Getting Started with Knowledge Graph

Access a graph database of over 10 billion entities (news organizations, people, and more) crawled and structured from all over the public web.

The Diffbot Knowledge Graph is a self-updating graph database of the public web.

Instead of websites, the Knowledge Graph represents web data in the form of real entities, like articles, organizations, and people. Entities hold meaning through their attributes. For example, articles are articles because they have a title and usually, an author (though not always!).
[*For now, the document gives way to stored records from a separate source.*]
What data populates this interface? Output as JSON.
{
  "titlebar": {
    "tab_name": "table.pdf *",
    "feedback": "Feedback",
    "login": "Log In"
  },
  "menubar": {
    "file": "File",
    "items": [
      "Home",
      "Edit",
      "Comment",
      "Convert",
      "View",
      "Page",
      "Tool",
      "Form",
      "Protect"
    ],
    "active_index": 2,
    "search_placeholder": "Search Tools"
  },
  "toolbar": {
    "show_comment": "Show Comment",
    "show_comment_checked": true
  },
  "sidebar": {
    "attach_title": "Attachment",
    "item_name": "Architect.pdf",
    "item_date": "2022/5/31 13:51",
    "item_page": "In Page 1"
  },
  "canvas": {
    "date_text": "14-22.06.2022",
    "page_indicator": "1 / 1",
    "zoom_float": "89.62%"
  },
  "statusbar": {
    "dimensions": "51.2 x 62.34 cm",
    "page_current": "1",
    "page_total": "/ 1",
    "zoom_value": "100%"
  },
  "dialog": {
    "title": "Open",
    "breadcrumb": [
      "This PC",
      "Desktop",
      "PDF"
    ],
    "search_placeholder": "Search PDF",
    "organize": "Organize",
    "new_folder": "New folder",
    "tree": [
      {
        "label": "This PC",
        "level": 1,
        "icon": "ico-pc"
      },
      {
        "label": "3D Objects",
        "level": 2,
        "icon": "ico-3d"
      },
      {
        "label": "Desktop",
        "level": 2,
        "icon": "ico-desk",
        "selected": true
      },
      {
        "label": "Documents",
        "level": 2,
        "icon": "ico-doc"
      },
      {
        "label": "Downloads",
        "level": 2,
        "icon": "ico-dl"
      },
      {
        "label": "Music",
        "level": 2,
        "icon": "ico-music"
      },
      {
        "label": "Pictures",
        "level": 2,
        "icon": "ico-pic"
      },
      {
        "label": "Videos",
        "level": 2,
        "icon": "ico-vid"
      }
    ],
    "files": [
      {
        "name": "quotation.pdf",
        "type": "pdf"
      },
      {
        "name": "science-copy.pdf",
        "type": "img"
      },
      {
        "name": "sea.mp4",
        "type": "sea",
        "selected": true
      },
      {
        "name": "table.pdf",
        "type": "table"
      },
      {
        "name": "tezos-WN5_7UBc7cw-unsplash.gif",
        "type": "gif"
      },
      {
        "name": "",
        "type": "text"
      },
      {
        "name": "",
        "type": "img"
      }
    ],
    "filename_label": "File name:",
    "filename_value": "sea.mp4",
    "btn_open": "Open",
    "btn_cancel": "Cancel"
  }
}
Organizations tend to have a location of business, and a headcount of employees (nbEmployees).

Each entity is the result of crawling, structuring, and processing billions of pages on the public web, generating trillions of facts, and linking those facts to each entity in the Knowledge Graph.

A single entity is generally a fusion of data from several different websites.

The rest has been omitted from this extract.